Er habe in ihrem Bauch wie wild gestrampelt. Im Nachhinein ist sie sich sicher, das war sein Todeskampf.

Linda Holler war zu dem Zeitpunkt zirka im neunten Monat schwanger mit ihrem zweiten Sohn. Im Krankenhaus konnte man schließlich keinen Herzschlag mehr feststellen.

24 Stunden Abschied

Mittels Kaiserschnitt kam der kleine Oskar auf die Welt, ohne je die Augen zu öffnen. „Man bekommt 24 Stunden mit seinem Kind. Und mein Mann und ich haben versucht, ihm in 24 Stunden alles zu geben, was man normal ein ganzes Leben lang gibt“, sagt die junge Mutter, während sie mit der Hand die Tränen unter der Brille wegwischt.

Sie haben ihn gedrückt, geküsst, für ihn gesungen, ihm Geschichten erzählt. Und: Linda Holler hat ihren Sohn mit den Füßen auf den Boden gestellt. Symbolisch, damit er Spuren hinterlässt, erklärt die Südsteirerin – zumindest kleine. Sie saß auch mit ihm am Fenster, während die Sonnenstrahlen ins Zimmer fielen. „Man ist in so einer Situation im Überlebensmodus, man funktioniert einfach“, sagt sie.

Oskar wurde drei Monate später verbrannt, gemeinsam mit Zeichnungen, Fotos und einem Löwen als Kuscheltier. Das ist nun drei Jahre her. Die Erinnerung ist geblieben. Für seinen großen Bruder Max war Oskar eine Zeit lang sein Fantasiefreund. Mit Xaver hat die Familie in der Zwischenzeit wieder Zuwachs bekommen.

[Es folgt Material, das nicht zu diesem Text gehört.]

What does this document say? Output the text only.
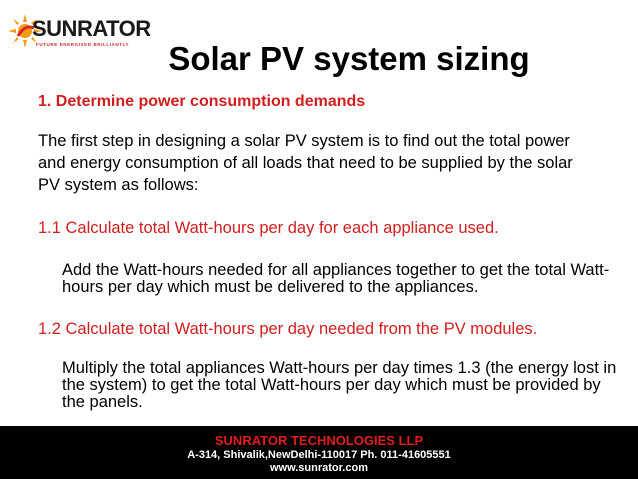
SUNRATOR
FUTURE ENERGISED BRILLIANTLY	Solar PV system sizing
1. Determine power consumption demands
The first step in designing a solar PV system is to find out the total power and energy consumption of all loads that need to be supplied by the solar PV system as follows:
1.1 Calculate total Watt-hours per day for each appliance used.
Add the Watt-hours needed for all appliances together to get the total Watt-hours per day which must be delivered to the appliances.
1.2 Calculate total Watt-hours per day needed from the PV modules.
Multiply the total appliances Watt-hours per day times 1.3 (the energy lost in the system) to get the total Watt-hours per day which must be provided by the panels.
SUNRATOR TECHNOLOGIES LLP
A-314, Shivalik,NewDelhi-110017 Ph. 011-41605551
www.sunrator.com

Linda Holler gemeinsam mit ihrem Sohn Xaver
Linda Holler gemeinsam mit ihrem Sohn Xaver © KLZ / Barbara Kahr

Oskars Urne steht bei der Familie zu Hause. „Ich wollte, dass Osi immer bei uns, einfach mittendrin ist“, erklärt Holler. Ein Blick im Wohnraum zeigt, das ist er auch: So ist auf einer Leinwand neben den Handabdrücken der Familie auch ein Stern zu finden. Bilder des kleinen Oskars und sein Fußabdruck sind liebevoll mit einer Kerze im Wohnzimmer platziert. Der Weg zurück in den Alltag war hart. Eine Zeit lang hielt die Südsteirerin es etwa nicht aus, wenn ein Baby in der Nähe weinte. „Wenn ein Baby schreit, ist es für eine Mama immer stressig. Aber ich hatte nie die Chance, Oskar jemals schreien zu hören“, erklärt sie.

Auf Instagram erzählt

Die Südsteirerin machte ihre Geschichte auf Instagram öffentlich. Einerseits um die Trauer zu bewältigen, andererseits um auf das Thema aufmerksam zu machen. So postete sie etwa ein Bild, auf dem die Hand des kleinen Buben zu sehen war und den Satz: „Auch wenn wir dich nicht mehr in unseren Händen halten dürfen, so behalten wir dich doch auf ewig in unseren Herzen.“ Noch heute veröffentlicht sie Momente mit ihrem Sternenkind. Die Reaktionen waren und sind unterschiedlich – von Mitgefühl bis Aussagen, die Holler verblüffen. „Eine Frau sagte einmal zu mir: ‚Ich soll einfach gleich noch eines bekommen, quasi als Ersatz.‘ Oder: ‚Das passiert vielen.‘ Tut es auch, aber damit ist es nicht abgetan“, betont sie. Es sei immer ein Verlust, egal ob Abgang oder Totgeburt. Ein Teil von einem selbst sterbe, wortwörtlich und im übertragenen Sinn.

Aufgrund ihrer Offenheit mit dem Thema kamen und kommen noch immer Betroffene auf sie zu, erzählen ihre Geschichte oder tauschen sich mit ihr aus. „Einige kämpfen mit dem Schamgefühl, mein Körper war zu schwach, das Kind zu halten. Das ist schlimm“, zeigt Holler auf. Sie würde sich mehr Unterstützung für die Betroffenen und mehr Verständnis von der Gesellschaft wünschen und wird auch weiterhin offen über das Thema sprechen.